Cet optimisme n’est cependant pas partagé par tous. Carina Ngole, figure de la société civile, se montre beaucoup plus pessimiste. Pour elle, la tension n’est pas retombée et la reprise annoncée ne correspond pas à la réalité.


« La reprise, non. L’école n’a pas commencé », affirme-t-elle sans détour. Elle dénonce ce qu’elle qualifie d’intimidations venant du ministère de l’Éducation nationale, notamment à travers l’envoi d’inspecteurs dans les établissements.


Selon elle, parler de geste républicain sans garantir des conditions de vie dignes aux enseignants est une contradiction. « C’est quoi être républicain quand un enseignant meurt dans des conditions lamentables ? », s’interroge-t-elle.


Le malaise enseignant au cœur du débat


Carina Ngole rappelle que de nombreux enseignants exercent depuis plus de vingt ans sans conditions de travail satisfaisantes. Dans certaines familles, explique-t-elle, ce sont même les chômeurs qui cotisent pour soigner les enseignants malades.


Elle interpelle directement le chef de l’État : « Monsieur le Président, la colonne vertébrale de la nation est en feu ». Pour elle, les signaux envoyés par la société civile, notamment les huées lors de certaines rencontres, montrent clairement que la situation ne va pas bien.


Enseigner sous pression, une année compromise


Un autre point majeur soulevé concerne la qualité de l’enseignement dans ce contexte de crise. Pour plusieurs intervenants, un enseignant qui travaille sous la contrainte ne peut pas transmettre correctement le savoir.

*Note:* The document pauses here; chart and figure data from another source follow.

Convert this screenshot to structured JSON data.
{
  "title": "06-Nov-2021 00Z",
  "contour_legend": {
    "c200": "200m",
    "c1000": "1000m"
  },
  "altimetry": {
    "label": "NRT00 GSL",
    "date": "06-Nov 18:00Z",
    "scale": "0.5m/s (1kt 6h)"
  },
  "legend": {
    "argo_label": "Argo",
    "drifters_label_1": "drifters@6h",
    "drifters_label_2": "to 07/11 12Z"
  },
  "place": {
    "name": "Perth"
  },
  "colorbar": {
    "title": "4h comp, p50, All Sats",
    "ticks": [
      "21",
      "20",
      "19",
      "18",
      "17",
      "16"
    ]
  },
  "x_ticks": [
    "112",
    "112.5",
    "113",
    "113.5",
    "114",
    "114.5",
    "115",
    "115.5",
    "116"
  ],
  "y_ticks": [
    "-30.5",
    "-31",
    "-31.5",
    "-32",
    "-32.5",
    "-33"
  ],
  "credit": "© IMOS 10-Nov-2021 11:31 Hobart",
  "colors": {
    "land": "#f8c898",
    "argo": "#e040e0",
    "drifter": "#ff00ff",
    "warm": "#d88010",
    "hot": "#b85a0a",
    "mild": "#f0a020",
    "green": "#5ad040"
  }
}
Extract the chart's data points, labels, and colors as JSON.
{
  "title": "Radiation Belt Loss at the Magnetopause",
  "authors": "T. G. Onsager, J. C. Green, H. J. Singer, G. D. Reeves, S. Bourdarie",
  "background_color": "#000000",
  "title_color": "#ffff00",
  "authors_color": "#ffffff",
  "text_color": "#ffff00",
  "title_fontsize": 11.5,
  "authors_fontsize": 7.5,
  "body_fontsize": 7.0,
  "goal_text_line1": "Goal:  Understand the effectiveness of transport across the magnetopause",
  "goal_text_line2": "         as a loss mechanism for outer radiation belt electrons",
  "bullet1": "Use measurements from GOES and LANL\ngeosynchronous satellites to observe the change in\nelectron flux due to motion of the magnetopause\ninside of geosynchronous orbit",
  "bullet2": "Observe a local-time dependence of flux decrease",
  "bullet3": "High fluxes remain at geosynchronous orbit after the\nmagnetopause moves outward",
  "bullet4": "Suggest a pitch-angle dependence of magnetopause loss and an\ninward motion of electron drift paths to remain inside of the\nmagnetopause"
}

« Un enseignant qui donne cours sous oppression, c’est une année blanche », estime Carina Ngole. Elle rappelle que l’enseignement est avant tout une vocation et que l’éducation nationale est aujourd’hui « une maison en feu, un volcan ».


Selon elle, il est dangereux de faire semblant que tout va bien, alors que les problèmes sont profonds et structurels.


L’éducation comme pilier de la République


Emmanuel Mvé Mba, autre intervenant, replace le débat dans une dimension plus institutionnelle. Pour lui, la crise éducative est avant tout une crise de dialogue social.


« Sans éducation, il n’y a pas de République », affirme-t-il. Il estime que le système éducatif souffre depuis plusieurs mois d’un manque de concertation et de mécanismes sociaux pourtant prévus par la loi, mais non appliqués.


Il déplore également les arrestations d’enseignants et l’utilisation des inspecteurs comme outil de pression. Inspecteur pédagogique lui-même, il dit ne pas comprendre la démarche de certains de ses collègues.


Une méthode gouvernementale critiquée


Si Emmanuel Mvé Mba reconnaît une volonté du gouvernement de sortir de la crise, il juge la méthode inadaptée. Il parle de « saupoudrage » et appelle à une véritable concertation avec toutes les parties prenantes.


Il rappelle que le Gabon a ratifié des conventions internationales relatives au dialogue social et que le non-respect de ces engagements pourrait avoir des conséquences graves pour le pays.


Pour lui, la solution passe par un dialogue sincère avec les syndicats et les partenaires sociaux, sans intimidation ni arrestations.


Une crise loin d’être terminée


Au final, cette crise du système éducatif gabonais révèle des tensions profondes entre l’État, les enseignants et la société civile. Si certains espèrent une reprise progressive des cours, d’autres estiment que rien n’est encore réglé.


Entre optimisme prudent et pessimisme assumé, une chose est certaine : l’éducation reste un enjeu majeur pour l’avenir du Gabon. Comme l’ont rappelé plusieurs intervenants, « l’éducation est une arme » et il serait dangereux de la sacrifier.


Dans l’attente de solutions concrètes, les élèves, eux, continuent de payer le prix fort de cette crise.